Sympathy is something we actually CRAVE sometimes. We appreciate it when others recognize our situation, but many times we complain to put ourselves out there and in the way of our friends or even strangers just to get some little bit of regard.

It feels like a cat that lays down in your path so you will either pet her or stumble over her. Or the dog who catches you reading and pushes his head into your hand so you will stop what you are doing and lavish attention on him. I won’t begin to talk about how toddlers behave when mother starts talking on the phone.

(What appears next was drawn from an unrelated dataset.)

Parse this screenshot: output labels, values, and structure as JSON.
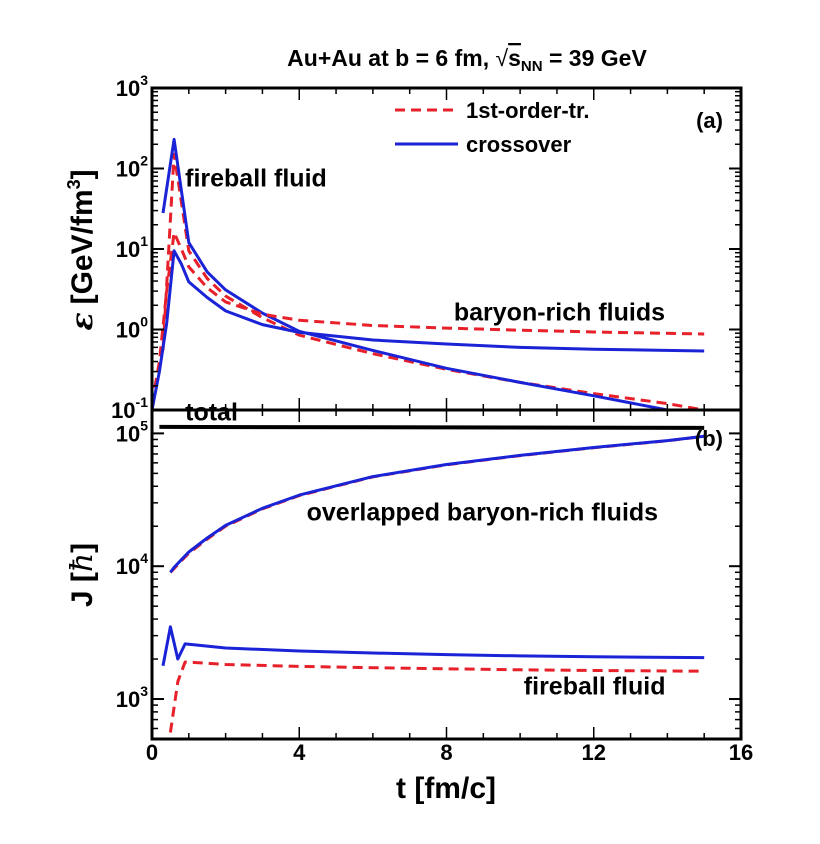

Begging for sympathy is basically asking others to pity you. Do you want to be considered by others to be pitiful? The weakness of character exhibited doesn’t lend itself to others wanting to spend time with you. Once you are labeled a whiner, people choose to go the other way when they see you coming. They have enough burdens of their own, and don’t need yours added to the pile.

Before complaining for sympathy, ask yourself, “Is the thing you want to whine about a problem that needs solved, or are you just trying to get pitied and petted like the aforementioned dog? Anything you are not willing to take action to change is not something you should waste your own time, and especially others time with. It’s pretty unproductive, and showcases just how pitiful you are.
Next comes the “My Dad Can Beat Up Your Dad” syndrome. Some people have a deep psychological need to dominate those around them. This usually comes from a lack of confidence and a desire to constantly prove to themselves they are worth something. Instead of making themselves better however, they try to put down anyone they encounter.

No one wants to be victimized by this type of dominator. If whiners are avoided as inconvenient time wasters, the dominators are the ones you may actually hide from. One way to avoid being drawn into a contest with a dominator is to avoid whining yourself. Don’t give them any ground to start their comparison games. If they attempt to goad you into a conversation by a direct challenge, refuse to take the bait. They need self validation so much they will move to an easier target.

Monica Johnson said:
“Many of our choices have led to the predicaments we are presently complaining about.”

I imagine at least 80% of the things we may want to complain about are based on the choices we have made anyway. Instead of complaining, get constructive and try to actually fix those unforeseen consequences of your actions. Of course, a little preplanning can go a long way toward avoiding bad outcomes in the first place.

Benjamin Franklin:
Any fool can criticize, condemn and complain- and most fools do.